Илья восседал на вьюке, невозмутимо покуривая костяную трубку. Меня восхищало олимпийское спокойствие старого охотника. Коренные жители Севера не умеют плавать, и любая передряга в стремительном потоке Анюя могла обернуться для него трагически.

Приплясывая у рулевого бревна, я чувствовал себя заправским плотогоном. Впрочем, треугольный плот не особенно нуждался в управлении: он великолепно держался на воде.

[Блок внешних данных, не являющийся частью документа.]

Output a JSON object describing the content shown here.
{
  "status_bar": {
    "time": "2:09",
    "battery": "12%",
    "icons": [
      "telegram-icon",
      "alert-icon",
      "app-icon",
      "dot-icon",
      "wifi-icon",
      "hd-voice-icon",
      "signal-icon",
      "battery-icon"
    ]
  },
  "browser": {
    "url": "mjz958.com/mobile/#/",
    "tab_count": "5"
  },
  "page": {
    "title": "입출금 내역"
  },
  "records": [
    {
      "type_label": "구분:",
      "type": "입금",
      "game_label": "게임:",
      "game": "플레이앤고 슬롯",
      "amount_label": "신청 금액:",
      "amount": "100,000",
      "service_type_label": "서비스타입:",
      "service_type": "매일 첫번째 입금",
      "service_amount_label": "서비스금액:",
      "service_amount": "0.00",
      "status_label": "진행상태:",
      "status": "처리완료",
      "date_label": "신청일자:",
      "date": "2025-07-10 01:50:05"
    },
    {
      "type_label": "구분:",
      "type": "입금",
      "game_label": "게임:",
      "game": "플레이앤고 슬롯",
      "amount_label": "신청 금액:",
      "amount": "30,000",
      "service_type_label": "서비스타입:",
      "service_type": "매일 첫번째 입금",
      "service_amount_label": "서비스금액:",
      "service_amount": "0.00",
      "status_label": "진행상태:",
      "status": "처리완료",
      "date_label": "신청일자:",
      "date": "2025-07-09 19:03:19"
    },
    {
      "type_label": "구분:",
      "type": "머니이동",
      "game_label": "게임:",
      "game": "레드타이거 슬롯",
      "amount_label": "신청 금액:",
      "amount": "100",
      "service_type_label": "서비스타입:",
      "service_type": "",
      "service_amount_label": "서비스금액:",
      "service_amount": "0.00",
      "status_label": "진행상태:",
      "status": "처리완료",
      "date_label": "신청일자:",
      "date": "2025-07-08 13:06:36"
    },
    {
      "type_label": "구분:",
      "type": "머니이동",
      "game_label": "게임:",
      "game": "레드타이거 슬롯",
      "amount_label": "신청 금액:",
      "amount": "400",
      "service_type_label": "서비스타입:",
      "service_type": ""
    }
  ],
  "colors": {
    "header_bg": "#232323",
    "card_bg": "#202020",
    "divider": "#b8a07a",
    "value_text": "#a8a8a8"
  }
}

Внезапно речная долина расширилась. Русло разветвлялось здесь на несколько проток. Желтоватые песчаные острова заросли краснокорыми ивняками. Клейкие листочки только что распустились, рощи как бы окутались зеленоватым облаком, источая душистый запах, нежный и горьковатый.

Теперь я внимательно рассматривал чертеж Анюя, Выполнили его добросовестно, и спустя три столетия этот труд приносил практическую пользу.

Мы приближались к крутому повороту Анюя — месту, которое на своей карте землепроходец обозначил черточками и рядом нарисовал крест. Вероятно, тут ждали нас основные неприятности. Известно, что в прошлом сибиряки у опасных порогов воздвигали рубленые кресты, вручая свою судьбу провидению. Часа через два плот должен был подойти к Крестовому перекату. Течение несло нас с большой скоростью.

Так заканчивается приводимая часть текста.